É inegável a presença dos diferentes grupos africanos no Brasil. Esses grupos, mesmo na condição de escravos, refizeram elementos que eram parte da cultura africana, inserindo ou justapondo-os aos elementos da cultura brasileira. À medida que o africano era inserido na sociedade brasileira, tornou-se afro-brasileiro. Usa-se esse termo para indicar produtos de mestiçagens para os quais as matrizes são africanas, matrizes essas presentes na formação do povo e da cultura brasileira. Além dos traços físicos e marcas genéticas nas feições da população, a música e a religiosidade talvez sejam as manifestações culturais em que a presença africana esteja mais evidente. Dessa forma, vamos nos apropriar das características culturais de matrizes africanas presentes na cultura brasileira. A África está presente nos ditos, nas histórias, nas canções, nos brinquedos infantis, nas festas, nas danças populares, na maneira de se cumprimentar, no jeito de estar em casa e na rua. Em suma, a África está presente nas ações cotidianas.

O reconhecimento da cultura afro-brasileira e africana: a obrigatoriedade da temática na Educação Básica

O reconhecimento das contribuições dos africanos na formação do Brasil é recente. Para que os grupos étnicos africanos ganhassem visibilidade na sociedade brasileira foram necessários diversos movimentos e manifestações em prol desse reconhecimento.

Entre as medidas legais que vêm sendo adotadas está a obrigatoriedade de tratar da cultura afro-brasileira e a história da África na Educação Básica; várias políticas de reparação, reconhecimento e valorização da população afro-brasileira vêm sendo concretizadas na sociedade contemporânea. Uma dessas ações, como já sinalizado, é a Lei n° 10.639/03, que tornou obrigatório o ensino de História e Cultura Africana e Afro-Brasileira no currículo da Educação Básica no país; essa lei é importante na medida em que a sociedade brasileira se apropria e reconhece o valor da história e da cultura africana, trazida pelos escravizados para o Brasil e mantida pelos seus descendentes ao longo dos tempos.

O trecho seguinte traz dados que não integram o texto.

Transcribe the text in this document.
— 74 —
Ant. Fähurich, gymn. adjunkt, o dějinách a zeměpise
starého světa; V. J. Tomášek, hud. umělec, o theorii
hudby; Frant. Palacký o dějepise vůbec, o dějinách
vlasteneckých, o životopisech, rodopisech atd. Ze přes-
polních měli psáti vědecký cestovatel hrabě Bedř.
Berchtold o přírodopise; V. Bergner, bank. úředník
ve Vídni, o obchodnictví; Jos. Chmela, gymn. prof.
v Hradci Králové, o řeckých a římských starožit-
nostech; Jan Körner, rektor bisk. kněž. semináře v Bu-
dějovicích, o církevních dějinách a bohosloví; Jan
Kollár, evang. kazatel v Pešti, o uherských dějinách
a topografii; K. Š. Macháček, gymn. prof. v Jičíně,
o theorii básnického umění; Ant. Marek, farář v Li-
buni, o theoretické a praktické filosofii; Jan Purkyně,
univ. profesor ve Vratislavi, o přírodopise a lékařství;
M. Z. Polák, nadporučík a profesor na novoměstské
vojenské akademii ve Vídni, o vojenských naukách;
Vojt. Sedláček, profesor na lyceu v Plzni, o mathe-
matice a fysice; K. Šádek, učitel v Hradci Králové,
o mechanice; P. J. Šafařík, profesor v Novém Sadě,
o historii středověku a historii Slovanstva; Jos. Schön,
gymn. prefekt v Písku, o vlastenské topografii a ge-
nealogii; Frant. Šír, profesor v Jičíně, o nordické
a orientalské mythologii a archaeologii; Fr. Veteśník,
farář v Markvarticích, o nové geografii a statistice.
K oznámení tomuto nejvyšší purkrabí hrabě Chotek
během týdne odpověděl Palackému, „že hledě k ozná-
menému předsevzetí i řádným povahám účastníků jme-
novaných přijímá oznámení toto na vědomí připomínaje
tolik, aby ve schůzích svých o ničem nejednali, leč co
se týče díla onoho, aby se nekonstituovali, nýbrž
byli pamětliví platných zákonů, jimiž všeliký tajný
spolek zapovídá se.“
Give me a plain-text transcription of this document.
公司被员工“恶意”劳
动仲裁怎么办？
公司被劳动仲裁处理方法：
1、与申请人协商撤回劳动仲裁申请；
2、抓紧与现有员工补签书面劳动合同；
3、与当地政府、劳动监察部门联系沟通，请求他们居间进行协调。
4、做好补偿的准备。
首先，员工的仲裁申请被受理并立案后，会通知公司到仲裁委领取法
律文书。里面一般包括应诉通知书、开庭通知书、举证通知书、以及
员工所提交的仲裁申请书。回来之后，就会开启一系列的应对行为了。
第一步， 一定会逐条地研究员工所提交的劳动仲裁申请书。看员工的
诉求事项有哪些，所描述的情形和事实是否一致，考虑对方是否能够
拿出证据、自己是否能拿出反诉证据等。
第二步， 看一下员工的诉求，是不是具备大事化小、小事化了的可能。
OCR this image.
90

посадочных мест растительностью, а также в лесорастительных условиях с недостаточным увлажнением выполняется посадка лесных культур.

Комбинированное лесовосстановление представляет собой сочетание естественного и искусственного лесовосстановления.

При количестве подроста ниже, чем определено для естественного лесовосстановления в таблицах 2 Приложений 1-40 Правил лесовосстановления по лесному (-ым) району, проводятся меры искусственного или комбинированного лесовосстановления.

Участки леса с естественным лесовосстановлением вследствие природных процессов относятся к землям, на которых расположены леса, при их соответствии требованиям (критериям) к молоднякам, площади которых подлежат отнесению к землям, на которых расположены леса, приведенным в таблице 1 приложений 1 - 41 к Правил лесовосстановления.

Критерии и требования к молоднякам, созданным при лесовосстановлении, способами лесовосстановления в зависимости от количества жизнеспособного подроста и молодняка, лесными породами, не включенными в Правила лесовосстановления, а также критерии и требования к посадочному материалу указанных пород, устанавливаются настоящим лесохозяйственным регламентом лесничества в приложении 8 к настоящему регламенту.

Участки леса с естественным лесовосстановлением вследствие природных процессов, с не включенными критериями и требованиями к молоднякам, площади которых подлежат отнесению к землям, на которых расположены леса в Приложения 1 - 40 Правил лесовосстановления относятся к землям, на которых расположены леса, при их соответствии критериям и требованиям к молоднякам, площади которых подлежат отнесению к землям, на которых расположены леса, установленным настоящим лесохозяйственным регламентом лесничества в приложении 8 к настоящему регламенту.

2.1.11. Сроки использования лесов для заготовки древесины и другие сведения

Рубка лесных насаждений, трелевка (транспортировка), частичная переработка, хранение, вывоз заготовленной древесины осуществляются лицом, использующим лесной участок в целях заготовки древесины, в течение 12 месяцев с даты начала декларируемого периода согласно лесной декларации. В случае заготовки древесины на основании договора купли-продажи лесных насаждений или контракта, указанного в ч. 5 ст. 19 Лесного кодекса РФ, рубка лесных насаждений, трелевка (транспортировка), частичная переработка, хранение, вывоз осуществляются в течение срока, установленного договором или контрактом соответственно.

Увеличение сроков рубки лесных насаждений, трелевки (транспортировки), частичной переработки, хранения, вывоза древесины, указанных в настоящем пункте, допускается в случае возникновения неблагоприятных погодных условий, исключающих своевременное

A Lei nº 10.639/03 altera a Lei de Diretrizes e Bases da Educação Nacional (Lei nº 9.394/96) e inclui os artigos 26-A e 79-B, que tratam da obrigatoriedade do ensino de História e Cultura Afro-Brasileira no currículo escolar. No Brasil, a Lei n° 10.639/03, tem com um dos principais objetivos educar a população para as relações étnico-raciais. Essas relações dizem respeito à reeducação dos diferentes grupos étnicos e dependem de ações que priorizem trabalhos conjuntos, articulações entre processos educativos escolares, políticas públicas e movimentos sociais.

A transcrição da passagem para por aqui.